MURRAY J F, MERRIWEATHER A M, FREEDMAN M L
Bull World Health Organ. 1956;15(6):975-1039.
A form of endemic syphilis exists in the Bakwena Reserve of the Bechuanaland Protectorate known by the local name of "dichuchwa". It is similar to bejel, njovera and the endemic syphilis reported elsewhere in the world. The Government of the Protectorate, with the assistance of WHO and UNICEF, began in November 1953 a mass campaign in the Reserve to control this disease and, at the same time, to study its epidemiological, clinical, social and therapeutic aspects. The seropositivity rate in the Reserve was found to be 37%.Dichuchwa is a childhood and family disease, usually spread non-venereally. The early lesions are similar to secondary lesions of sporadic venereal syphilis, and are often followed by tertiary lesions affecting mainly the skin, nasopharynx and long bones. Primary lesions are rare but may occur under certain epidemiological conditions if the inoculum is sufficiently large; thus a mother may develop primary sores on the nipples through suckling an infected infant. Lesions of the cardiovascular and central nervous systems and congenital syphilis are also rare.
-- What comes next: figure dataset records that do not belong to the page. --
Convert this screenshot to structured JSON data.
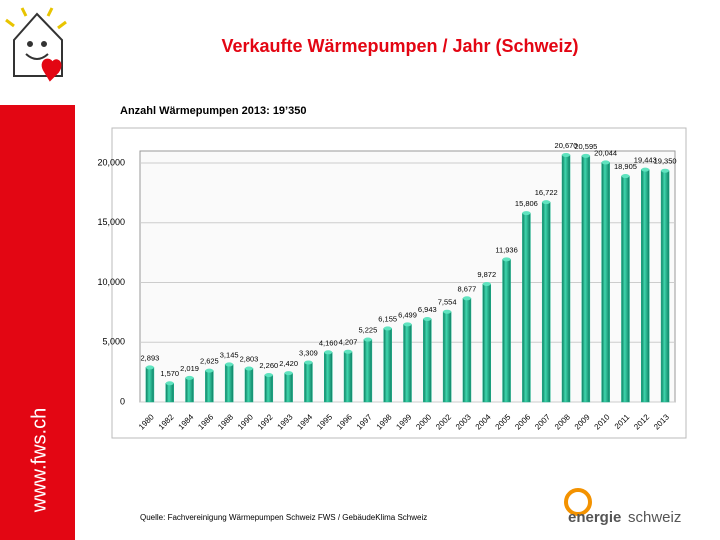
{
  "chart_data": {
    "type": "bar",
    "title": "Verkaufte Wärmepumpen / Jahr (Schweiz)",
    "subtitle": "Anzahl Wärmepumpen 2013: 19’350",
    "source": "Quelle: Fachvereinigung Wärmepumpen Schweiz FWS / GebäudeKlima Schweiz",
    "categories": [
      "1980",
      "1982",
      "1984",
      "1986",
      "1988",
      "1990",
      "1992",
      "1993",
      "1994",
      "1995",
      "1996",
      "1997",
      "1998",
      "1999",
      "2000",
      "2002",
      "2003",
      "2004",
      "2005",
      "2006",
      "2007",
      "2008",
      "2009",
      "2010",
      "2011",
      "2012",
      "2013"
    ],
    "values": [
      2893,
      1570,
      2019,
      2625,
      3145,
      2803,
      2260,
      2420,
      3309,
      4160,
      4207,
      5225,
      6155,
      6499,
      6943,
      7554,
      8677,
      9872,
      11936,
      15806,
      16722,
      20670,
      20595,
      20044,
      18905,
      19443,
      19350
    ],
    "value_labels": [
      "2,893",
      "1,570",
      "2,019",
      "2,625",
      "3,145",
      "2,803",
      "2,260",
      "2,420",
      "3,309",
      "4,160",
      "4,207",
      "5,225",
      "6,155",
      "6,499",
      "6,943",
      "7,554",
      "8,677",
      "9,872",
      "11,936",
      "15,806",
      "16,722",
      "20,670",
      "20,595",
      "20,044",
      "18,905",
      "19,443",
      "19,350"
    ],
    "color": "#1fb58f",
    "ylim": [
      0,
      21000
    ],
    "yticks": [
      0,
      {
        "value": 5000,
        "label": "5,000"
      },
      {
        "value": 10000,
        "label": "10,000"
      },
      {
        "value": 15000,
        "label": "15,000"
      },
      {
        "value": 20000,
        "label": "20,000"
      }
    ],
    "grid": true
  },
  "sidebar": "www.fws.ch",
  "logo": [
    "energie",
    "schweiz"
  ]
}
Superinfection of an already infected and allergic host is probably the chief reason for the frequency of the tertiary lesions.Treatment of the disease with penicillin is very effective, and the authors believe that mass treatment of cases and contacts combined with an improvement in the standards of hygiene could eradicate the disease.
在贝专纳兰保护地的巴克韦纳保护区存在一种地方性梅毒,当地称之为“迪楚瓦病”。它与非性病性梅毒、恩乔韦拉病以及世界其他地方报道的地方性梅毒相似。在世界卫生组织和联合国儿童基金会的协助下,保护地政府于1953年11月在该保护区发起了一场大规模防治这种疾病的运动,同时研究其流行病学、临床、社会和治疗方面的情况。发现该保护区的血清阳性率为37%。迪楚瓦病是一种儿童和家庭疾病,通常通过非性途径传播。早期损害类似于散发性性病梅毒的二期损害,随后常出现三期损害,主要影响皮肤、鼻咽和长骨。一期损害很少见,但在某些流行病学条件下,如果接种量足够大,也可能发生;例如,母亲在哺乳感染婴儿时,乳头可能出现一期溃疡。心血管和中枢神经系统损害以及先天性梅毒也很少见。已经感染且过敏的宿主发生重复感染可能是三期损害常见的主要原因。用青霉素治疗这种疾病非常有效,作者认为对病例和接触者进行大规模治疗并提高卫生标准可以根除这种疾病。